You should acquire estimates from reputable contractors for the work necessary. This one is sometimes challenging to do with the tight time limits of today’s real estate transactions. It is always helpful to have estimates because it allows you to be more precise with your negotiating. Having estimates is substantially better than trying to just spit ball dollar figures for issues that need repair in the home. If possible, attempt to get estimates from contractors to include with your letter back to the seller.

Now is the time to get any other ancillary inspections that were recommended by your home inspector. Sometimes home inspectors will recommend other inspections be performed. If major structural issues were found the home inspector may recommend that you get the opinion of a structural engineer. Sometimes other ancillary inspections are required such as level II chimney inspections, oil tank location, sewer line inspections, Now is the time to contract with the other providers of these inspections. Make sure to let your attorney know that you are doing these other inspections so that he or she can let the other parties in the transaction know that other inspection results are going to be pending.

You should follow up with the home inspector on the radon test results. Radon test results should be out in about a week after test placement for a short-term radon test. Make sure to ask the home inspector about the results so you can get these over to your attorney. If the radon results are high, then you will want to include the cost of remediation in your letter back to the seller.
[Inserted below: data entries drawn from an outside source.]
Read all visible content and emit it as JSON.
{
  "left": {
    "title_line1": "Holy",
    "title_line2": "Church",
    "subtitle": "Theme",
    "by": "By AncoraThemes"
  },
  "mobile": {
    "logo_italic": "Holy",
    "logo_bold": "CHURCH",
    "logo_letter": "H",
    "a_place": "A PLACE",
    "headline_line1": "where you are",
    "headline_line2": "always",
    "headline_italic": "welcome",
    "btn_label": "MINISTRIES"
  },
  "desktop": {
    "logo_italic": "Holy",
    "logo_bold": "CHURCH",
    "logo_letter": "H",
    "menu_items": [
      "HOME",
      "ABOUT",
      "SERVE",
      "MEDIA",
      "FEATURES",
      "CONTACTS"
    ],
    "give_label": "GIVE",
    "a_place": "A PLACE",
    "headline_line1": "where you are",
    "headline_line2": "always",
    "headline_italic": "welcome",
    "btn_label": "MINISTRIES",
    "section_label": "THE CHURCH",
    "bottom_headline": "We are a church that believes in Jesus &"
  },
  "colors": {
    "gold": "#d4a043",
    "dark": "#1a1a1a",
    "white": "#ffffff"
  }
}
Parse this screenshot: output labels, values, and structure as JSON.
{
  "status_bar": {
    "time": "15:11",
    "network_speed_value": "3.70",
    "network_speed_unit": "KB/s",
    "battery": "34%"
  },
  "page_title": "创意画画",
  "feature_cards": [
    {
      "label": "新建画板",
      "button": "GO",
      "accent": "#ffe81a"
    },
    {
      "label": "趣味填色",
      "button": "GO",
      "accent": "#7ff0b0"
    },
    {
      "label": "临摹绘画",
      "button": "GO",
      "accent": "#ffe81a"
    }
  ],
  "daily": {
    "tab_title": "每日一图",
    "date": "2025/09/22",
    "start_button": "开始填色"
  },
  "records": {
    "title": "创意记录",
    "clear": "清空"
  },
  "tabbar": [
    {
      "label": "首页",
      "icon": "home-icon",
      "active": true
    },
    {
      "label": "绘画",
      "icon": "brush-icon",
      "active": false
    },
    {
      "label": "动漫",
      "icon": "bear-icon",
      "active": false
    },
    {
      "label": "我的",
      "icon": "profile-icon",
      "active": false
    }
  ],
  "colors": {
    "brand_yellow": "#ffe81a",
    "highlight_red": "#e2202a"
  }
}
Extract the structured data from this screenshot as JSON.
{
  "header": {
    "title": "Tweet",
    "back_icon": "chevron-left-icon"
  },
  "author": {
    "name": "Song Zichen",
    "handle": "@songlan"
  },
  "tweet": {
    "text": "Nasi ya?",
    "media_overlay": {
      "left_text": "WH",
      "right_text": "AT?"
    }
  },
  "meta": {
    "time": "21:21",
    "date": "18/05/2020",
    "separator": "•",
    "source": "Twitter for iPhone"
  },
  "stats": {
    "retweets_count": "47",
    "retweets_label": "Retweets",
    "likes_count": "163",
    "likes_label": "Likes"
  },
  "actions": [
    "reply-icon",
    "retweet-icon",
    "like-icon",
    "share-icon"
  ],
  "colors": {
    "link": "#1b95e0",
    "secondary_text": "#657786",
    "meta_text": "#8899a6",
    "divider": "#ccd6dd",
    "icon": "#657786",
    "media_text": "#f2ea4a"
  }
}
It is important to have a plan of action after the NJ home inspection is over and when you receive the report. You as the home buyer cannot leave these things to chance or assume that all parties will be doing their job correctly. You must take the captain’s seat and make sure that your wishes are described completely in the letter back to the seller. If you assume these things will just get done without your input, you are making a costly mistake. I am imploring home buyers to be an active participant in the process after you are in receipt of the home inspection report.

John Pusa
Glendale, CA

Hello John Martino very valuable report about what to do after receiving home inspection report.

Mar 02, 2024 08:09 PM
Laura Cerrano
Feng Shui Manhattan Long Island - Locust Valley, NY
Certified Feng Shui Expert, Speaker & Researcher

All this is pretty vital and it usually gets crossed over by a lot of people I know sadly.

Mar 02, 2024 09:13 PM
Laura Cerrano
Feng Shui Manhattan Long Island - Locust Valley, NY
Certified Feng Shui Expert, Speaker & Researcher

Knowing about all the stuff I really make a difference, so definitely don’t slip on it as they say!

Mar 02, 2024 11:06 PM
Michael Jacobs
Pasadena, CA
Pasadena And Southern California 818.516.4393

Hello John - the list you share is a good one for buyers to review.   The information in it along with proper preparation and realistic expectations work together in creating a smoother real estate transaction.  Hopefully, a successful one too.  

Mar 03, 2024 01:25 AM
Richard Weeks
Dallas, TX
REALTOR®, Broker
Great information, thanks for sharing.  I hope you have a great day.
Mar 03, 2024 03:26 AM
Bill Salvatore - East Valley
Arizona Elite Properties - Chandler, AZ
Realtor - 602-999-0952 / em: golfArizona@cox.net

Thanks for sharing, make it a great Sunday and enjoy your weekend!

Bill Salvatore, Realtor- Arizona Elite Properties

Mar 03, 2024 04:51 AM
Dorie Dillard Austin TX
Coldwell Banker Realty ~ 512.750.6899 - Austin, TX
NW Austin ~ Canyon Creek and Spicewood/Balcones

Good morning John Martino ,

I'm so glad that Bill Salvatore - East Valley re-blogged your post as I missed it. Excellent list for buyers to read..setting proper expectations is so important in review an inspection report.